La cité phocéenne continue d'être tristement célèbre pour ses assassinats en série. Depuis janvier 2023, 32 personnes ont été tuées à Marseille. C'est déjà plus qu'en un an en 2022. Un ancien acteur du trafic de stupéfiants l'avait prédit à France 3 Provence-Alpes.
Marseille. Ses calanques, sa Bonne Mère, son Vieux-Port. Et ses "règlements de compte". La cité phocéenne est malheureusement toujours (trop) associée aux assassinats sur fond de trafic de stupéfiants. Une guerre qui semble sans fin. Depuis le début de l'année 2023, en huit mois donc, le nombre de personnes assassinées dépasse déjà celui de 2022. Difficile de savoir si ces assassinats sont toujours liés à ce qu'on appelle des règlements de compte, terme décrié par les familles des victimes.
Un chiffre qui risque de s'alourdir
En avril, un ancien acteur du réseau de drogue marseillais avait prédit à France 3 Provence-Alpes que cette année serait la pire. Quinze personnes avaient alors été assassinées dans la cité phocéenne. En quatre mois, ce chiffre a doublé. Une série noire qui ne finit pas, parce qu'aucun des deux camps n'a "pris possession de tous les biens de l'autre". C'est ce qu'indiquait cet ancien du trafic marseillais. Pour lui, il ne s'agit pas d'une guerre de territoires, mais d'enrichissement. Il explique que les assassinats ne cesseront pas "tant qu'aucun des rivaux ne sera épuisé financièrement ou personnellement". Autre solution, que "la police fasse de grosses arrestations". Problème : les têtes pensantes ne vivraient plus à Marseille. Le temps de la French Connection est lointain. Les méthodologies et l'organisation du trafic ont changé, comme France 3 Provence-Alpes l'avait raconté dans cette enquête.
En avril, le porte-parole du syndicat de police Alliance pour la région sud, Rudy Manna, assurait déjà que 2023 était "l'un des débuts d'année les plus compliqués qu'on a eu à gérer en termes de règlements de compte". "Le problème, c'est que ça fait longtemps qu'on fait le maximum que l'on puisse faire. La police ne va pas y arriver seule. Il faut des actions qui amènent à sortir ces jeunes de ça", avait-il analysé.
Des morts de plus en plus jeunes
Le trafic de drogue à Marseille serait de plus en plus désorganisé et violent parce qu'éphémère et peu réfléchi, d'après plusieurs sources.
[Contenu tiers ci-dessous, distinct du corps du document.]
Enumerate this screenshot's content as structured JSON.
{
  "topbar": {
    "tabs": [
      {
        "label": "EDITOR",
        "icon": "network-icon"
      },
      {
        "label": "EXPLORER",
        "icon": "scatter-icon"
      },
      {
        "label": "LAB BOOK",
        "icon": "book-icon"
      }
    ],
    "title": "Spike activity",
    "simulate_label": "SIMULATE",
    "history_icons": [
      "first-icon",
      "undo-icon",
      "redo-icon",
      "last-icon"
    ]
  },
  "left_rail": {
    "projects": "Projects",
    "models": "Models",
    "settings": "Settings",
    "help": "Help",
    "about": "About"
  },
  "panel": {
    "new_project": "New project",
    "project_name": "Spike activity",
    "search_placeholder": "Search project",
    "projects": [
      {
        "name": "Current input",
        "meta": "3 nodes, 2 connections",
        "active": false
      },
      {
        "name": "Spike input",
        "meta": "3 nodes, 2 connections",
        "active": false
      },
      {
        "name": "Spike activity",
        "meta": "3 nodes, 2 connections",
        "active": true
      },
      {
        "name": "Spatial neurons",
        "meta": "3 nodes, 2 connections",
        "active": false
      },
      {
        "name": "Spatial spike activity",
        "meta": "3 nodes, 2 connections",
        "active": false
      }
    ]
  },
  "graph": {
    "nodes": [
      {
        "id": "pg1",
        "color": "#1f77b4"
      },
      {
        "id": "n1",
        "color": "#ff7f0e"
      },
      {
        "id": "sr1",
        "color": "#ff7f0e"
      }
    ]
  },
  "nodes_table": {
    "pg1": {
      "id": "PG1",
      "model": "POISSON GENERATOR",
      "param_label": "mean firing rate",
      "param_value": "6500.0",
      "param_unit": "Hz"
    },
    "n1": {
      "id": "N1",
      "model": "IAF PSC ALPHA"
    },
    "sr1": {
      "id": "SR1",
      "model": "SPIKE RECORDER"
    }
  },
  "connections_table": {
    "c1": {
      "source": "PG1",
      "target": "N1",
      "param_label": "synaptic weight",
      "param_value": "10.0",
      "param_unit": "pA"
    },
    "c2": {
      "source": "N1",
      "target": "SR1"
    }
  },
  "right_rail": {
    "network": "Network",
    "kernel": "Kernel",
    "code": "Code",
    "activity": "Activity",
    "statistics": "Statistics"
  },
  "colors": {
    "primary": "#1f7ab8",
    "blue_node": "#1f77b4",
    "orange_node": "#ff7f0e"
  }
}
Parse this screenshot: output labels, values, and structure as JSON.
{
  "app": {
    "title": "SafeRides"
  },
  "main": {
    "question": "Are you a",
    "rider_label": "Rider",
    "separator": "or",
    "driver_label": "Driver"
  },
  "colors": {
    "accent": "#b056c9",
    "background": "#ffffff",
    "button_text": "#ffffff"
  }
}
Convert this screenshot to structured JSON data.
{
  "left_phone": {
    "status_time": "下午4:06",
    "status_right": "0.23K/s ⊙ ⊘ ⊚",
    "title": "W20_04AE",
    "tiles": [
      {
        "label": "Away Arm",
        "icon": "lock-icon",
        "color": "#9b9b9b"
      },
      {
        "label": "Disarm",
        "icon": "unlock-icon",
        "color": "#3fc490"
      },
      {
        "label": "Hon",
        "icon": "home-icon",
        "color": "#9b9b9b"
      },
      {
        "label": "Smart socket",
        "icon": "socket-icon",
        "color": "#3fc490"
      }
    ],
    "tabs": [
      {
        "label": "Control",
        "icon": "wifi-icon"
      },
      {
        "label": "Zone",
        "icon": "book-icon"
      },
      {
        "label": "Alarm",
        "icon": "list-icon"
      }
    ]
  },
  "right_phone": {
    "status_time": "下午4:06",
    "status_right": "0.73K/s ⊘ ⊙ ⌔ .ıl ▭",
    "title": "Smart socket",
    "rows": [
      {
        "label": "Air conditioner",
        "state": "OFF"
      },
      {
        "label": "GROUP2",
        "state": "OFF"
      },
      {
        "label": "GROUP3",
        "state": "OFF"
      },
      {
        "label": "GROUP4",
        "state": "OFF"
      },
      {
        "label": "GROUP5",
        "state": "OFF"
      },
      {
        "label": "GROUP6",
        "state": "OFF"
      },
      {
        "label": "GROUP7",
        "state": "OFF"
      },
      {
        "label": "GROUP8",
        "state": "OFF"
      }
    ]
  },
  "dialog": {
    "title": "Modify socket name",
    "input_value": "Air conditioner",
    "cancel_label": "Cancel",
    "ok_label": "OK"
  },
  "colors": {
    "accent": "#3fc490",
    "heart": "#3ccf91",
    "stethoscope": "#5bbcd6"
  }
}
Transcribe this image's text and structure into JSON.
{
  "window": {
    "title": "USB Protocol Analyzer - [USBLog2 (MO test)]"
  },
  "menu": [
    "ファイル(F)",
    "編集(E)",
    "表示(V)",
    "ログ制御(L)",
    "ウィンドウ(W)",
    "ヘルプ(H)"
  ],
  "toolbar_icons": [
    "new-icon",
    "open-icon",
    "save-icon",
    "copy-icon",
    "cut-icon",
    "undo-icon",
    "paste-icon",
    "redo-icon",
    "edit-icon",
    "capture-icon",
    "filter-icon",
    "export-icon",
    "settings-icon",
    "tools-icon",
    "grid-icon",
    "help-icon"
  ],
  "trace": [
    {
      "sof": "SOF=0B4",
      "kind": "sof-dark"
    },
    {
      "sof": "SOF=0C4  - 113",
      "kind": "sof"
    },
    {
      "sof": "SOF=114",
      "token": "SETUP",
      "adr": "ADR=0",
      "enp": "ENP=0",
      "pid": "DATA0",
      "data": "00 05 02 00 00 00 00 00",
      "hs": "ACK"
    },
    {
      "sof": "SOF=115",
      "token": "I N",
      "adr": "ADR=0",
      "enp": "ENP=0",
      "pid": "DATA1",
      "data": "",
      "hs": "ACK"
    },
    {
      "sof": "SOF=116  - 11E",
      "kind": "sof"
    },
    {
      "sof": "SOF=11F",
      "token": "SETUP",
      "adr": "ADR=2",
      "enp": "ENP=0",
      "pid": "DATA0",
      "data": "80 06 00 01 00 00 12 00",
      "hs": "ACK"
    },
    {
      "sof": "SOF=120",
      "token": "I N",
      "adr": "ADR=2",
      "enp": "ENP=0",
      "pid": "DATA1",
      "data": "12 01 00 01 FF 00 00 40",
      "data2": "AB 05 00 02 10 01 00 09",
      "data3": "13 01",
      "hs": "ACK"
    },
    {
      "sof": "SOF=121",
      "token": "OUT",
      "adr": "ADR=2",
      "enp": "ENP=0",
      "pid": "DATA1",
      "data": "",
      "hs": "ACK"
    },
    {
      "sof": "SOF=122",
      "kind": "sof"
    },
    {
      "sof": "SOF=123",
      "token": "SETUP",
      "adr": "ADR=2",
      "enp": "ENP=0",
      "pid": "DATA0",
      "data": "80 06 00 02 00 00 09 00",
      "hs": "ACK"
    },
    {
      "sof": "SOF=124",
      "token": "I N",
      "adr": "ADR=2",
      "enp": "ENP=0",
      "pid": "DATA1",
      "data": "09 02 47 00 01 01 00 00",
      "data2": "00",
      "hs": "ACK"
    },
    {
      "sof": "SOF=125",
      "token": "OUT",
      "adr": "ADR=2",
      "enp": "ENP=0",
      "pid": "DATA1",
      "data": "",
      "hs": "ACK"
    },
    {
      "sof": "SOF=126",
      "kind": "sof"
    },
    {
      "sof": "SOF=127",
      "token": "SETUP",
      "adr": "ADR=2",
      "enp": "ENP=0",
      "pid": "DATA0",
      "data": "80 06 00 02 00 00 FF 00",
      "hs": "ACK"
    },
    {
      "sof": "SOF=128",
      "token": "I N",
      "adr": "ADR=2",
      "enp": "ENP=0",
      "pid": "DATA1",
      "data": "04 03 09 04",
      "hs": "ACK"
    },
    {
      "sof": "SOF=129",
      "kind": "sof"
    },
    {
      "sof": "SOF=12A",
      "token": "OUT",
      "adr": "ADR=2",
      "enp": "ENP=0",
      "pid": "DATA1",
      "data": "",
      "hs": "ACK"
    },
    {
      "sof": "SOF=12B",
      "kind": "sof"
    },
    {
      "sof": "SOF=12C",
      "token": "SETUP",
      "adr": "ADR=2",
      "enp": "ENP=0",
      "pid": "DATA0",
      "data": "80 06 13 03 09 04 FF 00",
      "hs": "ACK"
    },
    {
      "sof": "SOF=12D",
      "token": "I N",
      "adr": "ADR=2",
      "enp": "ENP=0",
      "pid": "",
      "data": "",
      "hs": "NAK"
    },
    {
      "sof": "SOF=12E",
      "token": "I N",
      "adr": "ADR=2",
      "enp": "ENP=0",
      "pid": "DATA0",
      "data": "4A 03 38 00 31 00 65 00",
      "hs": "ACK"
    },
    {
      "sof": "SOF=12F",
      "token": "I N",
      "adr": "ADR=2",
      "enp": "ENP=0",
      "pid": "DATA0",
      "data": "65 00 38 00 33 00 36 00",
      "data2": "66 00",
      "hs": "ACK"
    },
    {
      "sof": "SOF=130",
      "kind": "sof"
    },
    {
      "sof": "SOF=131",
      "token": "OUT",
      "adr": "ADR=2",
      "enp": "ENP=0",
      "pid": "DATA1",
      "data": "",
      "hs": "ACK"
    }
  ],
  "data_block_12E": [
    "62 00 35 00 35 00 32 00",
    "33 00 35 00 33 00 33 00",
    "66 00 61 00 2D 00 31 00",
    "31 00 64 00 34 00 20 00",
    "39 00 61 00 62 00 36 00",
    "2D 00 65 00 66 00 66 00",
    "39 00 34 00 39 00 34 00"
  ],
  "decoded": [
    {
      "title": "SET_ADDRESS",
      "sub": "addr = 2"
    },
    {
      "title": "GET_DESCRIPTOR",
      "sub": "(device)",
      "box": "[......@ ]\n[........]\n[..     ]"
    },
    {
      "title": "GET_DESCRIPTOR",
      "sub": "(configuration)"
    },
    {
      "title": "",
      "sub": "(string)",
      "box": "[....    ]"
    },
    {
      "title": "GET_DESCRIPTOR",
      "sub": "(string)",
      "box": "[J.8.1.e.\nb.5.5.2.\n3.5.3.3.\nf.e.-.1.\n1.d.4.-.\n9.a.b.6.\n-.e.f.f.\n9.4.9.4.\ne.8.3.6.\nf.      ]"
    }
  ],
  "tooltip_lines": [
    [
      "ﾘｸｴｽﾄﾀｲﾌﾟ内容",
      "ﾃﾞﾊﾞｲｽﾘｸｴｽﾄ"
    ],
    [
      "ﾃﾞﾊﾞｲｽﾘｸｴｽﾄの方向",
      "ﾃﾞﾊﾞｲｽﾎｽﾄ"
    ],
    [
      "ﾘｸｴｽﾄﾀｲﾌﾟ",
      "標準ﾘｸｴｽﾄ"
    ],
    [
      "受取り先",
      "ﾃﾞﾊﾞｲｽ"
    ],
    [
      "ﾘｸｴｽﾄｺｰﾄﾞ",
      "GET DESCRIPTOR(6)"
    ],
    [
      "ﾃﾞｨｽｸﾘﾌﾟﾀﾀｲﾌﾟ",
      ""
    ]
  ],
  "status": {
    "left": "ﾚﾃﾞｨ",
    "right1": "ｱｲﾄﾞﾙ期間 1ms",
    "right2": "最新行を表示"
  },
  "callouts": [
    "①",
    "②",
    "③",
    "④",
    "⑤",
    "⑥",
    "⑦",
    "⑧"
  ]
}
Philippe Pujol, journaliste spécialiste des quartiers populaires marseillais, constate un rajeunissement des tueurs et des morts depuis 2010. Cette année-là, les derniers héritiers de la French Connection auraient exporté de grosses quantités de cocaïne, laissant la gestion du terrain aux "petits". C'est le début de ce que le journaliste nomme : "l'ubérisation du trafic".
"Les têtes pensantes font de l'import-export et vont vendre cher, car un réseau qui ne s'installe jamais ne va pas négocier les prix, il va vouloir que ça tourne tout de suite".
Philippe Pujol, journalisteÀ France 3 Provence-Alpes
Sauf que ces jeunes n'ont qu'une notion du terrain : la violence. "C'est la génération des cramés, des Gremlins, persuadés qu'ils vont devenir des gros dealers et qui s'entretuent", déplore Philippe Pujol.
Des corps de mineurs sont retrouvés, parfois calcinés dans des voitures. Et puis il y a aussi ceux qui disparaissent sans laisser de traces, les séquestrations et les blessés graves, qui concernent des jeunes âgés de 14 à 25 ans en moyenne, d'après Philippe Pujol. Le nombre d'assassinats n'est donc que la pièce visible d'un grand puzzle.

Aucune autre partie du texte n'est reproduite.